To some degree, it's impossible to not feel impressed by the audacity of DuVall, an openly gay woman herself, in wanting to tell an inclusive version of a Christmas story we've seen a million times before. By the same token, it's disheartening that heterosexuality is still the default mode of this fare in a frequency that makes films like DuVall's seem like small miracles. But those grounds alone aren't enough to justify the overall clumsiness of "Happiest Season" when most of it looks unimaginatively lit and designed like a cookie-cutter holiday showroom, with scenes written in the tone of SNL sketches: absurd though not cleverly so, awkwardly humorless and curiously lifeless.

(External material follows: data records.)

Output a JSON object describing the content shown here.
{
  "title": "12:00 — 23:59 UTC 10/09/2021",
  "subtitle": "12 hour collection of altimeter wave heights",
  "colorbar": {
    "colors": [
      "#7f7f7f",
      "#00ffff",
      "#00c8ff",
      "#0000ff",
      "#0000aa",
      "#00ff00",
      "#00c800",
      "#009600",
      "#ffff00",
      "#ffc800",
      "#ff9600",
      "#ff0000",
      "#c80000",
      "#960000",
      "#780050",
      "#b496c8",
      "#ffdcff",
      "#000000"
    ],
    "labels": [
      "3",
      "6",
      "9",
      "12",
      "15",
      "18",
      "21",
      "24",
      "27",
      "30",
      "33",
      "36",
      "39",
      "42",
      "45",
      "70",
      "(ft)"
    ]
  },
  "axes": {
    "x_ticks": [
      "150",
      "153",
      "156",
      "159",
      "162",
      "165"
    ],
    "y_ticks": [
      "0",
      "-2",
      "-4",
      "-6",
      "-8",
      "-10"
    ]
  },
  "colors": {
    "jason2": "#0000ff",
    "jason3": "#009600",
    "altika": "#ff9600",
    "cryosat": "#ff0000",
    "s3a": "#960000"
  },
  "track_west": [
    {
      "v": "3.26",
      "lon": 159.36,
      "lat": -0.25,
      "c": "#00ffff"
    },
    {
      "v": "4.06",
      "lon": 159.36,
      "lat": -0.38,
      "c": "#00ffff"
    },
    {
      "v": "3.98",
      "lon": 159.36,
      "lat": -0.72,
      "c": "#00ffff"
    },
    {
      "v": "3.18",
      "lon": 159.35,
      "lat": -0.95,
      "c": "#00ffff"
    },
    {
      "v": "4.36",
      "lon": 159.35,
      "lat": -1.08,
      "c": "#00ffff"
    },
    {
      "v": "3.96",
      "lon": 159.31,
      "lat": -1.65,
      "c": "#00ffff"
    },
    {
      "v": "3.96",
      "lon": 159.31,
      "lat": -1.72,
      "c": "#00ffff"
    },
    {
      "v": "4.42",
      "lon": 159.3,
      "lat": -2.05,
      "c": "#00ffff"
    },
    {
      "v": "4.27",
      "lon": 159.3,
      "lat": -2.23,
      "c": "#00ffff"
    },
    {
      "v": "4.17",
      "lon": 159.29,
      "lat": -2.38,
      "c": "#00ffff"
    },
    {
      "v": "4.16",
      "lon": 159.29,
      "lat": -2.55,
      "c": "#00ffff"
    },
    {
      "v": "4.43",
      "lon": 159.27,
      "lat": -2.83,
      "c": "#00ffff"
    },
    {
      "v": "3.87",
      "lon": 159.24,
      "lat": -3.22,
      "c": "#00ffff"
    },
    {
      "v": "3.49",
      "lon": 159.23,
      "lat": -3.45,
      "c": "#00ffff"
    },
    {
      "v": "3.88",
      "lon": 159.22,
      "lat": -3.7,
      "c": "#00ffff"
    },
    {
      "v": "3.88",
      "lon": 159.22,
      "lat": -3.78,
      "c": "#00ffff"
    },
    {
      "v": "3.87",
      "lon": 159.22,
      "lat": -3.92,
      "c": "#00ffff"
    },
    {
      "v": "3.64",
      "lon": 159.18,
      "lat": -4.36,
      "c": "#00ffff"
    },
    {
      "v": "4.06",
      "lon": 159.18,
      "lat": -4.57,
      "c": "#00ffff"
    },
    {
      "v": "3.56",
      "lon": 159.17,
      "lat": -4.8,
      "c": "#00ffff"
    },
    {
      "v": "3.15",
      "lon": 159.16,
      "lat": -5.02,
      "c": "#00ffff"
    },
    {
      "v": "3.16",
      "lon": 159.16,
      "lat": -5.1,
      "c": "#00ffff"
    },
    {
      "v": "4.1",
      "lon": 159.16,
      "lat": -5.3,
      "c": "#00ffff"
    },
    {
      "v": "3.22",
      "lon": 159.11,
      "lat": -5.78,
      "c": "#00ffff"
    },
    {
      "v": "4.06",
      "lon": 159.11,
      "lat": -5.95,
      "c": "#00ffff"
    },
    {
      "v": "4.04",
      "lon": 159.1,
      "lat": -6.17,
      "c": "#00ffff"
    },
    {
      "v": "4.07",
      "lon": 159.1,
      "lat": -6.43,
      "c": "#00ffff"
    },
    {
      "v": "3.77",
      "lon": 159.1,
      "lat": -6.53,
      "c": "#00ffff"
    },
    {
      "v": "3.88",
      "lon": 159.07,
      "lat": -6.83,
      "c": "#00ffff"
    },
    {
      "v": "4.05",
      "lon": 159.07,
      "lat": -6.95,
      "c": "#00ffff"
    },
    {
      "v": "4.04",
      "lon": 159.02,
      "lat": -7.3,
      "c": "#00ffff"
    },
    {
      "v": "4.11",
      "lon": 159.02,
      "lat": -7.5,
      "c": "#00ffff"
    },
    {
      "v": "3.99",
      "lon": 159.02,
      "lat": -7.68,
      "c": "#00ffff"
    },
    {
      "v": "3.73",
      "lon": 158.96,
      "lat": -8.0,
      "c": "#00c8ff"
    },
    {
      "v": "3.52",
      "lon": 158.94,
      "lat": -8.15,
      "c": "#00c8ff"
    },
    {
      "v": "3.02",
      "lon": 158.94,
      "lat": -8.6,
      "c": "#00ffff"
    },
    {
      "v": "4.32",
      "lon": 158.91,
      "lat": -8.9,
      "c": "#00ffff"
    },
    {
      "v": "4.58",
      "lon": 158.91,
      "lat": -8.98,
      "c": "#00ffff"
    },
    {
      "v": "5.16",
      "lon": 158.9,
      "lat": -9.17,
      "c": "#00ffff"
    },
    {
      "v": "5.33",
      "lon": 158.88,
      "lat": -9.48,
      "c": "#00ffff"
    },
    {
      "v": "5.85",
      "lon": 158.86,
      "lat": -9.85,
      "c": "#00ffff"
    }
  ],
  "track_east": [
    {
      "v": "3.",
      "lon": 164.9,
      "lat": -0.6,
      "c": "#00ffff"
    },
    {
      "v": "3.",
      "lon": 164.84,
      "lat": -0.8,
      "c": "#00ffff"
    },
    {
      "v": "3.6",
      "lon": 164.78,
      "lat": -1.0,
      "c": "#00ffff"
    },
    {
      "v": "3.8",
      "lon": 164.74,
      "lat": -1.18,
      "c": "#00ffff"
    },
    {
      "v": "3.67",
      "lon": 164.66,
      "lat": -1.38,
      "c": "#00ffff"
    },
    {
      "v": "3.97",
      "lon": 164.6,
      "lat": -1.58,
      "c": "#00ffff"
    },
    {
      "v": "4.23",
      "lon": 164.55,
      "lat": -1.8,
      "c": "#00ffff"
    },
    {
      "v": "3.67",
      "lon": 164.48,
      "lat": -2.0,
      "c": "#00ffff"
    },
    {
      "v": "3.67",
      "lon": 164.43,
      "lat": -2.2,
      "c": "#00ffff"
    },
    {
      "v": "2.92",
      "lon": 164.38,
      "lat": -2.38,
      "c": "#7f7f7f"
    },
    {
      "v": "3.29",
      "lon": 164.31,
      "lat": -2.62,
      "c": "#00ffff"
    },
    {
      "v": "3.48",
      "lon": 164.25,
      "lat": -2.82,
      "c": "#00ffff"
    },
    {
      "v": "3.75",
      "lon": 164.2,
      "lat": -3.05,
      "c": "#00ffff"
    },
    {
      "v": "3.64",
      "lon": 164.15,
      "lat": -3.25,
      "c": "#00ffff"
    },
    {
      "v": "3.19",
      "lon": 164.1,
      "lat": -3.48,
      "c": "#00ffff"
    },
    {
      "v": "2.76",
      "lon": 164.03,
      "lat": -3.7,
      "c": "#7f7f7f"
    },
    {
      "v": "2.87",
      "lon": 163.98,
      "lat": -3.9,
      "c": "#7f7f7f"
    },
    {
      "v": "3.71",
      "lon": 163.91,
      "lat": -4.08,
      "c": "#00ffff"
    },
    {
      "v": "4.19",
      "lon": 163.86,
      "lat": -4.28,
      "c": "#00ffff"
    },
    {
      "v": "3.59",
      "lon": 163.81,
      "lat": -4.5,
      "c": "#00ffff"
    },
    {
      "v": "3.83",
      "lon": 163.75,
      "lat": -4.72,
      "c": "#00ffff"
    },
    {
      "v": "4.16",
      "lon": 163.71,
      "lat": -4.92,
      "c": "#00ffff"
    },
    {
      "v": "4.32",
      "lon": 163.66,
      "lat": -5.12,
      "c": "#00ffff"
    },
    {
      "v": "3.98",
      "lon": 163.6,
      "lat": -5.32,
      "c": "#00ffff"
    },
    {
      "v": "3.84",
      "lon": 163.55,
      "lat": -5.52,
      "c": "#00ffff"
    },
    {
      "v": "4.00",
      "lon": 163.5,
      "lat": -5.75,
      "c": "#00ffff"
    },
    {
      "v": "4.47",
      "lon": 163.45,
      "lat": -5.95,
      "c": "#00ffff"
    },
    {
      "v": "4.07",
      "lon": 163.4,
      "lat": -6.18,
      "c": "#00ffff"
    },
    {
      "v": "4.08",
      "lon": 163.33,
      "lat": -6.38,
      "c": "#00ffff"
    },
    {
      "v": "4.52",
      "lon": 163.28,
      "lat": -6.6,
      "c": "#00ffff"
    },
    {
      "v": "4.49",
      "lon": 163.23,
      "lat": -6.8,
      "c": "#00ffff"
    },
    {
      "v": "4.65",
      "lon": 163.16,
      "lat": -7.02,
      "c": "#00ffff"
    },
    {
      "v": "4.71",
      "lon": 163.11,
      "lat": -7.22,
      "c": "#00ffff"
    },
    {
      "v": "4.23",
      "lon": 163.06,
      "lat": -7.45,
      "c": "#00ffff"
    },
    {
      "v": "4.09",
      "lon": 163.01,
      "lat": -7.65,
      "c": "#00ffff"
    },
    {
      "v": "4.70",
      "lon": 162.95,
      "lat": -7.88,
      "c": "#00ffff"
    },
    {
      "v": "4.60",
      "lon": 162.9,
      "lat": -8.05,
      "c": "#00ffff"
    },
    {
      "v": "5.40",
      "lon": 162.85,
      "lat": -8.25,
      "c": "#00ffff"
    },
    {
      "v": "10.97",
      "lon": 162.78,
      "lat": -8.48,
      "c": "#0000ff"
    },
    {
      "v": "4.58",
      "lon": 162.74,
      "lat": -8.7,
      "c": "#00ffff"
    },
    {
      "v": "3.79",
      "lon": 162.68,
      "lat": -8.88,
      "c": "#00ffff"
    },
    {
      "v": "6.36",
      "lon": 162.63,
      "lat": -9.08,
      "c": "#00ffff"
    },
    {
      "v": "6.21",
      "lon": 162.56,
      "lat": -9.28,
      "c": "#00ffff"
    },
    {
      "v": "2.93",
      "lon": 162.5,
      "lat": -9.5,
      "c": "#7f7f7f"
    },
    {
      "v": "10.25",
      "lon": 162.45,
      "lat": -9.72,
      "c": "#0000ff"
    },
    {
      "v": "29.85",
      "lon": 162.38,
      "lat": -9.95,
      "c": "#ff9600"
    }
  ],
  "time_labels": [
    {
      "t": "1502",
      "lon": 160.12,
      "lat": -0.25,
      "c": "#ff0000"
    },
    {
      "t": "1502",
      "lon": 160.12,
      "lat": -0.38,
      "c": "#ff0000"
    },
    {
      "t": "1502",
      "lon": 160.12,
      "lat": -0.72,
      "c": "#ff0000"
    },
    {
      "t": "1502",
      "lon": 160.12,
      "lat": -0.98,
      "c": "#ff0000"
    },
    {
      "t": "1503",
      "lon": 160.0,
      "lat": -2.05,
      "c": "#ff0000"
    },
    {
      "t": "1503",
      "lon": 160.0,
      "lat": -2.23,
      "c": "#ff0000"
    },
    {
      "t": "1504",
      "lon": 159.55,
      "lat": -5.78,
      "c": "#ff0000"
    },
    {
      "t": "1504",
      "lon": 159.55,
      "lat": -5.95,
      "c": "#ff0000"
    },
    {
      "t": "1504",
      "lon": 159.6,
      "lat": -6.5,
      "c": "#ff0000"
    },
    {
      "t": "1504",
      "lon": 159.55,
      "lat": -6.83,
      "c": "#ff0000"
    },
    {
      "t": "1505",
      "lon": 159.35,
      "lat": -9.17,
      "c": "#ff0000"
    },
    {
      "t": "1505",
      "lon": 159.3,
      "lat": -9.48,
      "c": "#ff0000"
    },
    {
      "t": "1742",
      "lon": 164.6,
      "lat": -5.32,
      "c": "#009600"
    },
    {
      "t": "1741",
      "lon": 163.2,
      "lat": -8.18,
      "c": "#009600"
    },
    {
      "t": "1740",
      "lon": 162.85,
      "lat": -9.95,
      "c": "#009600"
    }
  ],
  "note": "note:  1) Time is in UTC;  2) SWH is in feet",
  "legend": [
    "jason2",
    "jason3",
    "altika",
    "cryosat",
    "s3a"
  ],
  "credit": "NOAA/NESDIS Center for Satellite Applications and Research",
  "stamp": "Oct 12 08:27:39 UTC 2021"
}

And yet all the staple shiny and cozy trimmings of the season—handsome decorations, crackling fires, twinkly lights and plenty of red and gold—still pleasantly deck the movie in which the mellow Abby and the boisterous Harper live happily together in their cozy apartment. One drunken night while they wait for the holiday break to commence, Harper gears up the courage to invite Abby to her family's home for Christmas, her girlfriend's general resistance to the festivities be damned. Abby accepts, with a diamond ring at the ready to pop the question to Harper over at her parents' house. But little does she know that Harper isn't out to her family yet—they think she's bringing home her orphaned straight roommate who has nowhere else to go for Christmas.
When Harper finally admits the truth to Abby on the way, the young woman protests, but then eventually weighs and accepts the situation with an unusual amount of grace, keeping her pain at bay, understanding that the woman she is in love with isn't ready to publicly own up to their relationship. If only I could tell you that Harper's family at least makes it a bit easy for Abby to peacefully play along for a few days. But a manic and gauche atmosphere takes over at once, thanks to Harper's image-crazy mother Tipper (Mary Steenburgen), politician father Ted (Victor Garber)—we never get to learn anything about his politics other than the fact that he's running for mayor—and two nightmarish sisters: the exceedingly hostile, unhappily married Sloane (Alison Brie) and the caricaturized dutiful daughter Jane (Holland). In the meantime, none of DuVall and Holland's attempts at comedy land. Then again, perhaps thoughtless people constantly reminding Abby about her parents' death and inappropriately calling the orphan "needy" can't ever be funny no matter how you spin it.
Abby's time with Harper's family recalls a "Meet the Parents" and "The Family Stone" hybrid of sorts, though without the genuine humor of the former and the darkly sophisticated wit of the latter. (Yes, holiday movies can be sophisticated, too.) In the following days, Abby does her best to not disappoint her confused girlfriend, who unforgivably keeps ignoring her, forcing her into tough, inconsiderate situations. Luckily, Aubrey Plaza's Riley—a secret ex-girlfriend of Harper's who also got her heart broken by her—enters the story as an ally, forming such a genuine sexual chemistry with Abby that you might find yourself rooting for a twist towards their eventual union.
But "Happiest Season" isn't that kind of movie, not one that would allow the story to reveal itself in a way that feels organic. What we are instead left with is a forced happy ending, juvenile lessons about family and the underutilized "Schitt's Creek" creator Dan Levy in the role of Abby's gay best friend John, a character that solely exists to serve as a mouthpiece for the film's thematic endeavors. The great Roger Ebert once said, "It's not what a movie is about, it's how it is about it." "Happiest Season" focuses so much on the former that it forgets about the latter entirely.